Is it just me or does anyone else think Winding Refn is a better director than he is a writer? I did like the concept of Gosling not avenging someone whose mother badly wants revenge for in Only God Forgives and the unique angle of the "young girl tries to make it in Hollywood" trope in The Neon Demon. Those are the two only things I liked about each of those films, unfortunately.

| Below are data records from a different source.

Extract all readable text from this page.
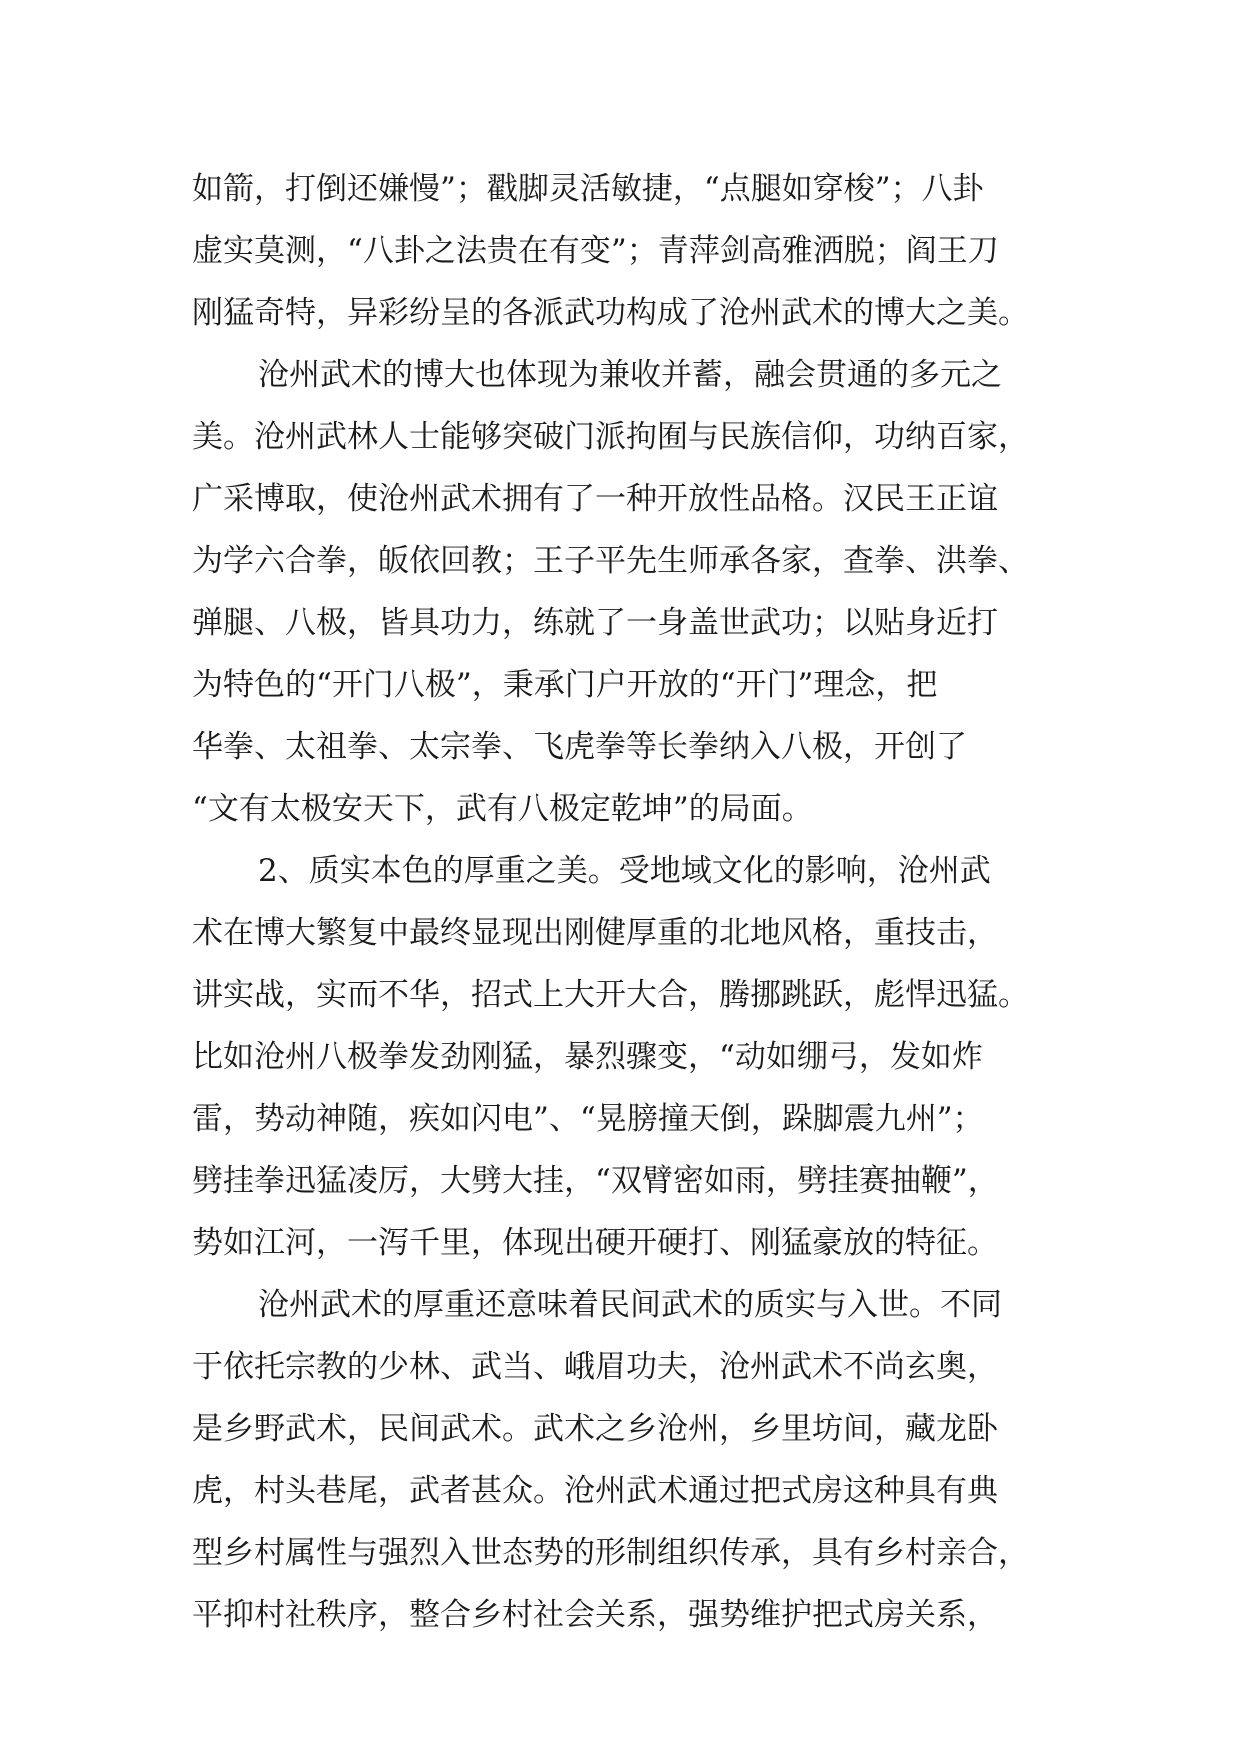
如箭，打倒还嫌慢”；戳脚灵活敏捷，“点腿如穿梭”；八卦
虚实莫测，“八卦之法贵在有变”；青萍剑高雅洒脱；阎王刀
刚猛奇特，异彩纷呈的各派武功构成了沧州武术的博大之美。
沧州武术的博大也体现为兼收并蓄，融会贯通的多元之
美。沧州武林人士能够突破门派拘囿与民族信仰，功纳百家，
广采博取，使沧州武术拥有了一种开放性品格。汉民王正谊
为学六合拳，皈依回教；王子平先生师承各家，查拳、洪拳、
弹腿、八极，皆具功力，练就了一身盖世武功；以贴身近打
为特色的“开门八极”，秉承门户开放的“开门”理念，把
华拳、太祖拳、太宗拳、飞虎拳等长拳纳入八极，开创了
“文有太极安天下，武有八极定乾坤”的局面。
2、质实本色的厚重之美。受地域文化的影响，沧州武
术在博大繁复中最终显现出刚健厚重的北地风格，重技击，
讲实战，实而不华，招式上大开大合，腾挪跳跃，彪悍迅猛。
比如沧州八极拳发劲刚猛，暴烈骤变，“动如绷弓，发如炸
雷，势动神随，疾如闪电”、“晃膀撞天倒，跺脚震九州”；
劈挂拳迅猛凌厉，大劈大挂，“双臂密如雨，劈挂赛抽鞭”，
势如江河，一泻千里，体现出硬开硬打、刚猛豪放的特征。
沧州武术的厚重还意味着民间武术的质实与入世。不同
于依托宗教的少林、武当、峨眉功夫，沧州武术不尚玄奥，
是乡野武术，民间武术。武术之乡沧州，乡里坊间，藏龙卧
虎，村头巷尾，武者甚众。沧州武术通过把式房这种具有典
型乡村属性与强烈入世态势的形制组织传承，具有乡村亲合，
平抑村社秩序，整合乡村社会关系，强势维护把式房关系，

Drive, on on the other hand, really did benefit from Refn's ability to creating a tone and his visual flourishes (elevator scene), as they positively complemented to a, IMO, good script.

L Rime said...

Ended up watching In a Valley of Violence. Pretty straight forward revenge western but with lots of black humor without trying to act like it's too smart to be a normal western. It's not really self referential is what I mean, which a lot of westerns that are made these days can be. I thought everyone was reasonably good in it too. Especially Hawke, Travolta, Farmiga, and the dog.

Varun Neermul said...

Louis: Your Thoughts on Amy Adams as an actress

Michael McCarthy said...

You know I should probably throw in my predictions...

1. Peter Sellers
2. Renato Salvatori
3. John Mills
4. Robert Mitchum
5. Martin Stephens

Luke Higham said...

1. Sellers
2. Salvatori
3. Mills
4. Mitchum
5. Stephens

Michael McCarthy: Your ratings and thoughts on Stephens, Mitchum, Salvatori and Sellers.

Calvin Law said...

I just realised Hacksaw Ridge and La La Land aren't coming to the UK till 2017. Dammit.

Robert MacFarlane said...

I saw Girl on the Train. Pretty damn bad. Even Blunt was weak.

Louis Morgan said...

Varun:

Adams - (Adams is actually someone I'd describe as being very good if not great when she's good, but when she's not she's not at all. This is very much in her approaches which are generally all in for better or worse. I say it has nothing to do with sticking to type, though she does excel as the happy go lucky, as her work in The Master proved she could go against type rather effectively.)